Operational Notes and Caveats

  • The Vault deployment in this lab is dev mode for simplicity. Production requires HA storage, proper unseal strategy, TLS, and hardened auth/token strategy.
  • The MySQL container uses mysql_native_password specifically for compatibility with Vault's Go MySQL driver in this setup.
  • The Boundary token created in Vault is renewable and long-lived (period = "768h"). In production, scope and rotate this aggressively and consider auth methods that avoid static token handling.
  • If SSH cert login fails, verify the ConfigMap update and check that TrustedUserCAKeys points to the mounted file.

Closing

The first article proved Boundary could broker access without exposing services.
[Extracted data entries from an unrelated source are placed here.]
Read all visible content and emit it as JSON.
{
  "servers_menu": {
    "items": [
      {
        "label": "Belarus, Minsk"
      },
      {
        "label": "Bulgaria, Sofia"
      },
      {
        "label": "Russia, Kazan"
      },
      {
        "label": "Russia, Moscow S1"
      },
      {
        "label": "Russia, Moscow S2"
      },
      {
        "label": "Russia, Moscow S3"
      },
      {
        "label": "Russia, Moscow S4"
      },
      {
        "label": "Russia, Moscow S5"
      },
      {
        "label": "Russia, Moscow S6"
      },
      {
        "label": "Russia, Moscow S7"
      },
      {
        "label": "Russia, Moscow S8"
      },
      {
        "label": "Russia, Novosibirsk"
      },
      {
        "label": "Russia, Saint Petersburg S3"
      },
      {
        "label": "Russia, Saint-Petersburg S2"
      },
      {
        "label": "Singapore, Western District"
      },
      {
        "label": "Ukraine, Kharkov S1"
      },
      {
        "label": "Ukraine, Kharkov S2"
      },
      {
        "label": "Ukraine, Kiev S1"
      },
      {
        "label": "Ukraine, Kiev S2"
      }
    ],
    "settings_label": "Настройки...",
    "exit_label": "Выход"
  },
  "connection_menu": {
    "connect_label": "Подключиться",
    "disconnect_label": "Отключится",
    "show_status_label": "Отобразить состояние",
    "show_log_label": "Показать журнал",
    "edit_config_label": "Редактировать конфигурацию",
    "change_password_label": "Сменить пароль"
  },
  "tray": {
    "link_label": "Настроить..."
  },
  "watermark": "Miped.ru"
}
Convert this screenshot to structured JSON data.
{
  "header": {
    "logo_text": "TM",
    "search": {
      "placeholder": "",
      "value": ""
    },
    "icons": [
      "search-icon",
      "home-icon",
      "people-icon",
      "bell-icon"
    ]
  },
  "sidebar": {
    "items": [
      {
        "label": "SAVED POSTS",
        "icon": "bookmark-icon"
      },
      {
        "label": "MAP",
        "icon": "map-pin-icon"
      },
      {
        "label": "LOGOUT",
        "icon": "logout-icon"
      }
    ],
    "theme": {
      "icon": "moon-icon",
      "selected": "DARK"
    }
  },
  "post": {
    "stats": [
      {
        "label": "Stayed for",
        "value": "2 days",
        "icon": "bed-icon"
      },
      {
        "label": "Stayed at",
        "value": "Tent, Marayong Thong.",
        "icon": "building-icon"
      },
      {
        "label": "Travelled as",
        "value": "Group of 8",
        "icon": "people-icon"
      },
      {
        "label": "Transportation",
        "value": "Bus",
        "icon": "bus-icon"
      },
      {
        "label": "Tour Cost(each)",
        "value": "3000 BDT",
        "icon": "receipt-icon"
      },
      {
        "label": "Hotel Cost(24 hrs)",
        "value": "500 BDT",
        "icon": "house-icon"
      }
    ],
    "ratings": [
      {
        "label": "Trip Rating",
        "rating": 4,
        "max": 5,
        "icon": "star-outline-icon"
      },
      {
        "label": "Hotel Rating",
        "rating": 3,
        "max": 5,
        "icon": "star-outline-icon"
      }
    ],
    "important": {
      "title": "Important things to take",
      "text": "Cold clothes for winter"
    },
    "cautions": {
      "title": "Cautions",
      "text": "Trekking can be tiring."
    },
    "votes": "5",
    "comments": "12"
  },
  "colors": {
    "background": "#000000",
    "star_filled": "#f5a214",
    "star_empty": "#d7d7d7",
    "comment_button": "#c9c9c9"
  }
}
This sequel proves the stronger model: ephemeral credentials per session powered by Vault.

Same topology, better security posture.

The next logical step is to move from lab-grade Vault auth/token patterns to production-grade trust (Kubernetes auth, policy segmentation, token lifecycle hardening) and add full session recording where required.